Intro

Deploying and testing a web app using docker has become the standard nowadays. Quite often, we don’t pay attention on building more than one docker images of the service in order to use them for different scenarios. One of the most known use cases are the following:

  • Use the docker image to run the application.
  • Use the docker image to run the tests.

Usually, the second scenario comes with some additional dependencies, such us: testing frameworks, mocking tools and others. In this case, we don’t want to include all these extra dependencies in the production docker image. This post demonstrates how multi-stage builds could be used for this purpose.

The tooling

For this demo we are going to use a pretty common set of tools in the world of python:

  • FastAPI as web framework
  • Poetry for dependencies’ management and locking
  • pytest as test framework
  • and ofcourse, docker for packaging

Project structure

We are going to keep the whole thing as minimal as possible. The project structure of our demo service looks like:

├── docker-compose.yml
├── Dockerfile
├── poetry.lock
├── pyproject.toml
├── README.md
├── src
│   ├── app.py
│   └── __init__.py
└── tests
    ├── __init__.py
    └── test_foo.py

Multi-stage builds

In order to optimize the runtime docker image and separate the core from the dev dependencies, we are going to use [multi-stage builds][multi-stage-builds:

FROM python:3.10 as base

RUN pip install poetry

COPY ./ ./

FROM base as prod

RUN poetry install --without dev

EXPOSE 8000
CMD [ "poetry", "run", "uvicorn", "src.app:app" ]

FROM base as dev

RUN poetry install --with dev

CMD [ "poetry", "run", "pytest", "tests/" ]

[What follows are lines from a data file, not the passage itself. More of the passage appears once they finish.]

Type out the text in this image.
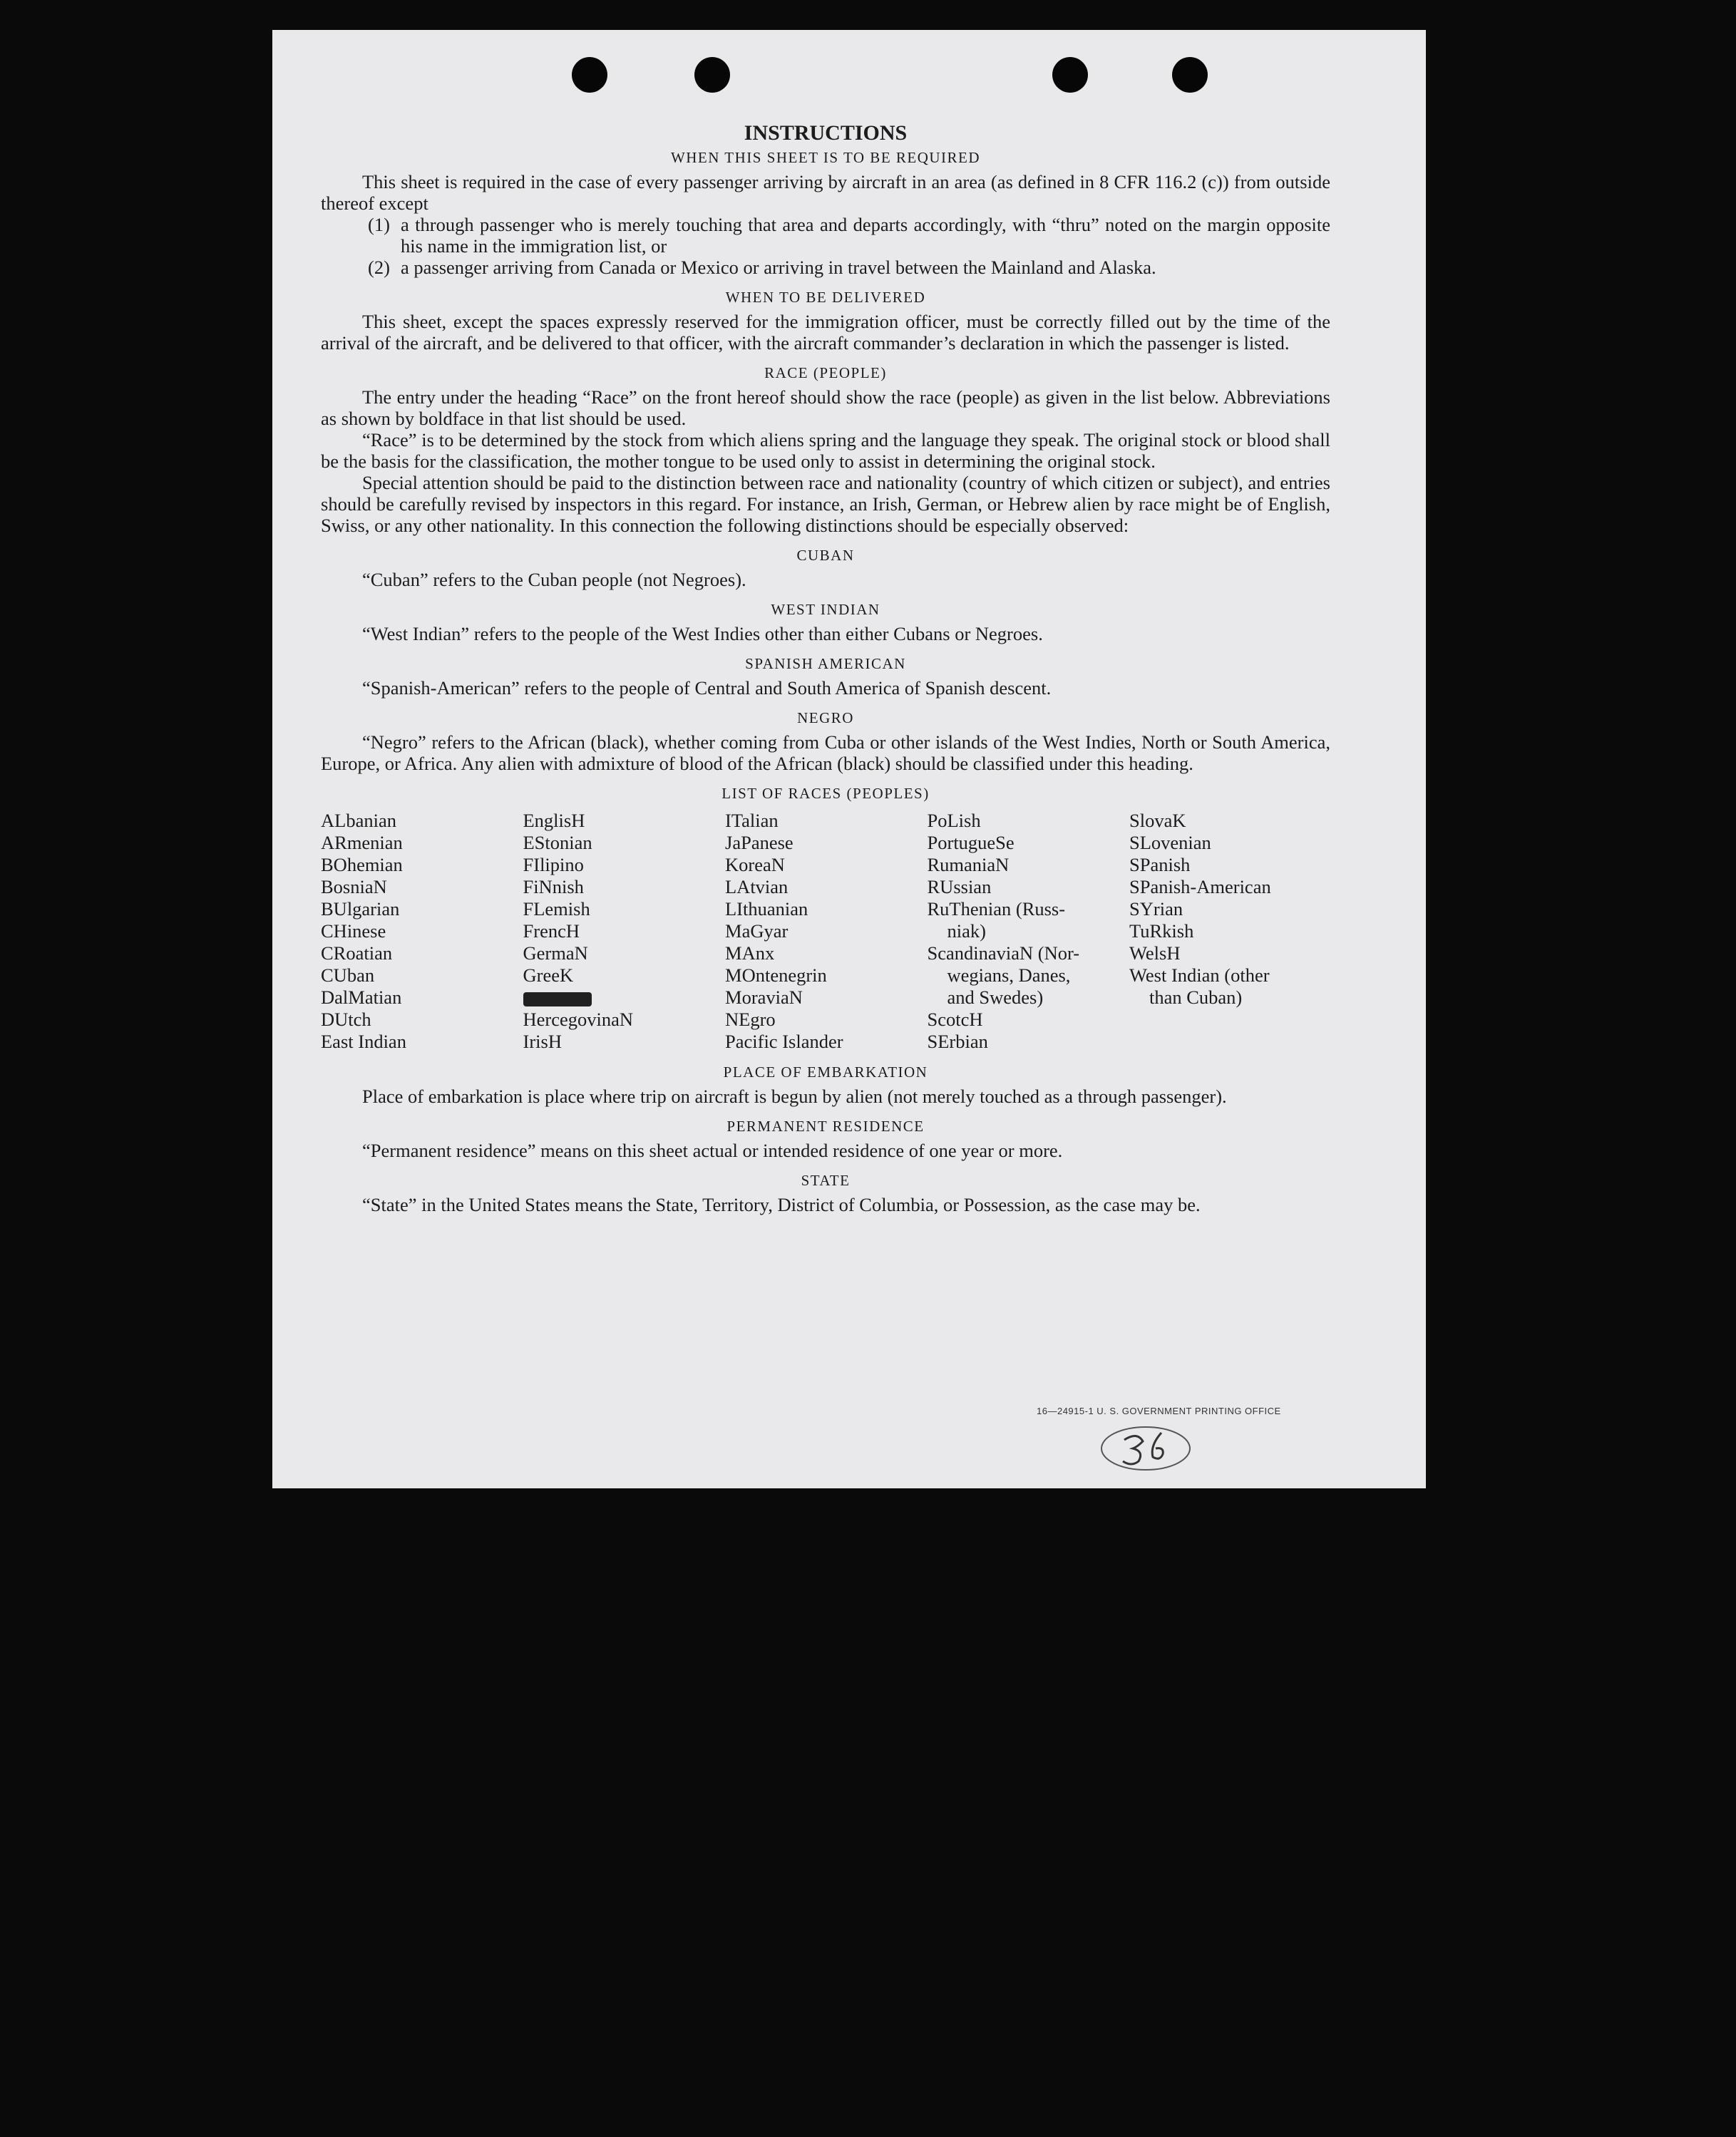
INSTRUCTIONS
WHEN THIS SHEET IS TO BE REQUIRED

This sheet is required in the case of every passenger arriving by aircraft in an area (as defined in 8 CFR 116.2 (c)) from outside thereof except

(1) a through passenger who is merely touching that area and departs accordingly, with “thru” noted on the margin opposite his name in the immigration list, or
(2) a passenger arriving from Canada or Mexico or arriving in travel between the Mainland and Alaska.
WHEN TO BE DELIVERED

This sheet, except the spaces expressly reserved for the immigration officer, must be correctly filled out by the time of the arrival of the aircraft, and be delivered to that officer, with the aircraft commander’s declaration in which the passenger is listed.

RACE (PEOPLE)

The entry under the heading “Race” on the front hereof should show the race (people) as given in the list below. Abbreviations as shown by boldface in that list should be used.

“Race” is to be determined by the stock from which aliens spring and the language they speak. The original stock or blood shall be the basis for the classification, the mother tongue to be used only to assist in determining the original stock.

Special attention should be paid to the distinction between race and nationality (country of which citizen or subject), and entries should be carefully revised by inspectors in this regard. For instance, an Irish, German, or Hebrew alien by race might be of English, Swiss, or any other nationality. In this connection the following distinctions should be especially observed:

CUBAN

“Cuban” refers to the Cuban people (not Negroes).

WEST INDIAN

“West Indian” refers to the people of the West Indies other than either Cubans or Negroes.

SPANISH AMERICAN

“Spanish-American” refers to the people of Central and South America of Spanish descent.

NEGRO

“Negro” refers to the African (black), whether coming from Cuba or other islands of the West Indies, North or South America, Europe, or Africa. Any alien with admixture of blood of the African (black) should be classified under this heading.

LIST OF RACES (PEOPLES)
ALbanian
ARmenian
BOhemian
BosniaN
BUlgarian
CHinese
CRoatian
CUban
DalMatian
DUtch
East Indian
EnglisH
EStonian
FIlipino
FiNnish
FLemish
FrencH
GermaN
GreeK
HercegovinaN
IrisH
ITalian
JaPanese
KoreaN
LAtvian
LIthuanian
MaGyar
MAnx
MOntenegrin
MoraviaN
NEgro
Pacific Islander
PoLish
PortugueSe
RumaniaN
RUssian
RuThenian (Russ-
niak)
ScandinaviaN (Nor-
wegians, Danes,
and Swedes)
ScotcH
SErbian
SlovaK
SLovenian
SPanish
SPanish-American
SYrian
TuRkish
WelsH
West Indian (other
than Cuban)
PLACE OF EMBARKATION

Place of embarkation is place where trip on aircraft is begun by alien (not merely touched as a through passenger).

PERMANENT RESIDENCE

“Permanent residence” means on this sheet actual or intended residence of one year or more.

STATE

“State” in the United States means the State, Territory, District of Columbia, or Possession, as the case may be.

16—24915-1 U. S. GOVERNMENT PRINTING OFFICE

Given this Dockerfile, you can specify a different target during the docker build in order to include or not the dev dependencies. docker compose will be used in order to simplify the process of build:

version: '3.4'

services:
  api-base: &api-base
    build:
      dockerfile: Dockerfile
      context: .

  api-prod:
    <<: *api-base
    build:
      target: prod
    profiles:
      - prod

  api-tests:
    <<: *api-base
    build:
      target: dev
    profiles:
      - dev

Now, we can build both api-prod and api-tests services:

docker compose build

and run both of them:

Server

$ docker compose run api-server
INFO:     Started server process [1]
INFO:     Waiting for application startup.
INFO:     Application startup complete.
INFO:     Uvicorn running on http://127.0.0.1:8000 (Press CTRL+C to quit)

Tests

$ docker compose run api-tests
============================= test session starts =============================
platform linux -- Python 3.10.10, pytest-7.2.2, pluggy-1.0.0
rootdir: /tests
plugins: anyio-3.6.2
collected 1 item                                                              

tests/test_foo.py .                                                     [100%]

============================== 1 passed in 0.00s =============================

and if you try to run tests using the server image, test dependencies will be missing.

$ docker compose run api-server pytest
Error response from daemon: failed to create shim task: OCI runtime create failed: runc create failed: unable to start container process: exec: "pytest": executable file not found in $PATH: unknown

Conclusion

When docker is used for both deployment and ci/cd, [multi-stage builds][multi-stage-builds] could be really helpful because you can easily separate the docker images without having to maintain more than one docker files.